Recently, I have read several blog postings that all mention getting in those last long hikes or journeys of summer. It seems that each of us is trying to hold on to the last few days of living at a slower pace before the frantic pace of school and work begins again. These musings have caused me to observe my own wooded lot and try to discern the subtle changes August brings.
As I gaze into the woods, I notice the occasional yellow leaves of late summer interspersed with the green foliage. It happens every August, yet most people are unaware of this subtle change in color, a foreshadowing of the brilliant autumn shades yet to come. If they do notice, it comes as an unpleasant surprise, as if fall has already come and these yellow leaves are predicting an early winter.

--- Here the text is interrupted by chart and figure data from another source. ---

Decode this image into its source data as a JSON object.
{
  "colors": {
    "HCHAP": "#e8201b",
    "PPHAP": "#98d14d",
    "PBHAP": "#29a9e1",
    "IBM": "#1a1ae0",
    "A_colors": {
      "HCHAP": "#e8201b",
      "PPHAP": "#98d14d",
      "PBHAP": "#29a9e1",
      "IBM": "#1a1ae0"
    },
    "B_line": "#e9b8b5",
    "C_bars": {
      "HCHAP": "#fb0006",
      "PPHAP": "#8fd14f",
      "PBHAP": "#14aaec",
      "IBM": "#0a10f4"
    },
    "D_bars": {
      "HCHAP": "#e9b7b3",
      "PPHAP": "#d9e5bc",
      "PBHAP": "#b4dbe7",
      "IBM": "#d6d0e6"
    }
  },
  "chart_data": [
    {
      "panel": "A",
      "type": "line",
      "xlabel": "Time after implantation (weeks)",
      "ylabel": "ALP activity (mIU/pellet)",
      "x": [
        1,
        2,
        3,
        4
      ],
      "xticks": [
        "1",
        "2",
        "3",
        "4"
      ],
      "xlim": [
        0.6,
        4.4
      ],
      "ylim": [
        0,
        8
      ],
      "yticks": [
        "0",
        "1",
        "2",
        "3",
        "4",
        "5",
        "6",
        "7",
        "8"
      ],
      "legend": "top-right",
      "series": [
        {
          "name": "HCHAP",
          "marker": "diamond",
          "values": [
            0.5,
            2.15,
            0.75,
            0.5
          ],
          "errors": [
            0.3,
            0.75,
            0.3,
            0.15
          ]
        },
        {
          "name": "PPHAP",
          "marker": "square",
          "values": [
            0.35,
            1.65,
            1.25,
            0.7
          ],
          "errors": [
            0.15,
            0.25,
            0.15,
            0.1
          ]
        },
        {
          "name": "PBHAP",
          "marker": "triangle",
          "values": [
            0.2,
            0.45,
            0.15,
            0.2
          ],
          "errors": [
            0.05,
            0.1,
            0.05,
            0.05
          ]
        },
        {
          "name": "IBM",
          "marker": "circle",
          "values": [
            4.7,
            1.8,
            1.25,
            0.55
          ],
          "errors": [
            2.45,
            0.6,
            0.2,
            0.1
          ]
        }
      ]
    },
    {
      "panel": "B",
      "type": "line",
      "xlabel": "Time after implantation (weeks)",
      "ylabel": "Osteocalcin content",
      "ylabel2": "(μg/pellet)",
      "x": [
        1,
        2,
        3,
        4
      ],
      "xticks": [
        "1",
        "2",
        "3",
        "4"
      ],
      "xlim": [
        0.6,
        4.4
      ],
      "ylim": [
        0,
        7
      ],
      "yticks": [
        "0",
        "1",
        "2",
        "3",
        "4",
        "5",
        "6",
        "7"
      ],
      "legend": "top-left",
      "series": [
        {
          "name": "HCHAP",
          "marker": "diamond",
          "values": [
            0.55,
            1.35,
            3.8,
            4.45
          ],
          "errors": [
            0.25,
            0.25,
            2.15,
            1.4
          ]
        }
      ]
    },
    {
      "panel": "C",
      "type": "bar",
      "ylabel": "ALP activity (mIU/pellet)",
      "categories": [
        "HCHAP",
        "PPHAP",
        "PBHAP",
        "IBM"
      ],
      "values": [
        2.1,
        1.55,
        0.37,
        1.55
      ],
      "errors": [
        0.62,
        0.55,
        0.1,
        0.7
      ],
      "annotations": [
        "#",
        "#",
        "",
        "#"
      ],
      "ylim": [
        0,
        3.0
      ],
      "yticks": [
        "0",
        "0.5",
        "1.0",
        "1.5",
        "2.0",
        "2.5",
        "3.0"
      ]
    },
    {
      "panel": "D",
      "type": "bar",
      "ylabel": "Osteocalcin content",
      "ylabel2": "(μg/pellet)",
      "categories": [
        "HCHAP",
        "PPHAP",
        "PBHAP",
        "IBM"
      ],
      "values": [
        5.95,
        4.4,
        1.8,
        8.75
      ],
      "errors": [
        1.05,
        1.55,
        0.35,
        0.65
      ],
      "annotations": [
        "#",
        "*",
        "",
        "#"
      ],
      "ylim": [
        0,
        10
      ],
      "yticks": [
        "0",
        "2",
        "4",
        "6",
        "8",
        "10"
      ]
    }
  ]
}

Flowering plants have begun to shed their petals, exposing the berries and seed pods necessary for next year’s crop. Over this past summer, I have kept watch on the scores of American Wintergreen in the woods trying to understand the cycle of one small flower. The small flowers, visible in June, have been replaced by small white berries. My Hostas are heavy with seed pods and my Cone-flowers are losing their petals, leaving the prickly cone behind.
Migration season has begun as well. The other day, I watched butterflies flit around the Coneflowers and Pokeweed. I counted a yellow butterfly with small black dots and a black butterfly with hints of orange on its wings, both too busy to have patience with my feeble attempts at photography. A colorful moth I have never seen before was kind enough to rest while I took his picture.
Even the days are becoming shorter, bringing relief in the cooler nights of late summer. Funny how nature is very busy in a season where humans tend to slow down and becomes dormant just as we begin to quicken the pace of our lives.